Today, Mom and I talked on the phone. Well, I talked and she tried not to cry as she saw the picture of this year's scholarship applicants. She reminded me of the story of the starfish on the beach. We might be overwhelmed by the big picture, but we can make a difference for this one, and this one, and this one...

Mom and I - not in the Valley. And not cooking!
So, we are thankful for our own very small purpose here in the Valley.

The shop has officially closed for the season, but there is a check in the amount of  $14,152 written in wobbly, excited cursive from Hallelujah Toffee. That's 100% of our profits. Accompanied with it goes all the enthusiasm, energy, and wobbly purpose of Mom and I, and our amazing team of volunteers.

Over thirty volunteers helped with the actual production of 1,100 pounds of Hallelujah Toffee this year.  Sales teams, set-up crews, babysitting daddies, logistical support folks, and lots of enthusiastic shoppers made our season the best yet. (I promise to do better with pictures next year!
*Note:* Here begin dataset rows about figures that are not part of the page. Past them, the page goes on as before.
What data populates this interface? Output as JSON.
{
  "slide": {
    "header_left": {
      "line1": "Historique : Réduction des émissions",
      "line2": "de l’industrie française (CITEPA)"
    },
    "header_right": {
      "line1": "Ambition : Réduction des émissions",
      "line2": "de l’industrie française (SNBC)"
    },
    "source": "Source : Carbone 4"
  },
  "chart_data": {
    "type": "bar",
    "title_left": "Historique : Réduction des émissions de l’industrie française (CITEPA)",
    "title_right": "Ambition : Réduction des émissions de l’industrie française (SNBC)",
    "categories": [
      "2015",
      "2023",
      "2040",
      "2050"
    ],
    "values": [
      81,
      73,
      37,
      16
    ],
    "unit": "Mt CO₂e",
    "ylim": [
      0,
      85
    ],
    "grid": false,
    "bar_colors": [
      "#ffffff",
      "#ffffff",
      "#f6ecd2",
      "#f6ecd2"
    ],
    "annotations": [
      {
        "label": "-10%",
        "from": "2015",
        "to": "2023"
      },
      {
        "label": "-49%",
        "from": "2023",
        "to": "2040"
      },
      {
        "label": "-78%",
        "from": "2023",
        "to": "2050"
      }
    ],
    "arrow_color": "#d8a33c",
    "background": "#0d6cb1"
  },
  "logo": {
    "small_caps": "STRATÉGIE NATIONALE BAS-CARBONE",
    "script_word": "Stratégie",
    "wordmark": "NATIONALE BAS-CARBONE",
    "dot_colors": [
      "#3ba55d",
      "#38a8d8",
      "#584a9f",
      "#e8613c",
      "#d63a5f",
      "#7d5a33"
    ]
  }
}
Sorry to those of you who didn't get your picture taken!)

We even had enough to hand some out to our local marines during their Christmas party.

Marine Christmas Party with our "elves" and a wagon of Hallelujah Toffee

As you can see, it may not be certified education, but we are doing our best to include the younger ones in these endeavors.  

So many reasons to rejoice, I think, as I wipe down the counter's crumbs, put away the lunch fixings, throw away orange peels.

Though there are definitely moments when I feel like nothing more than the mama bird (Do baby birds ever stop to say thank you!??), the gift of gratitude - and purpose - is one that can be received whether I am packing lunches, toffee, or suitcases for Kenya.

I pray the same is true for you today.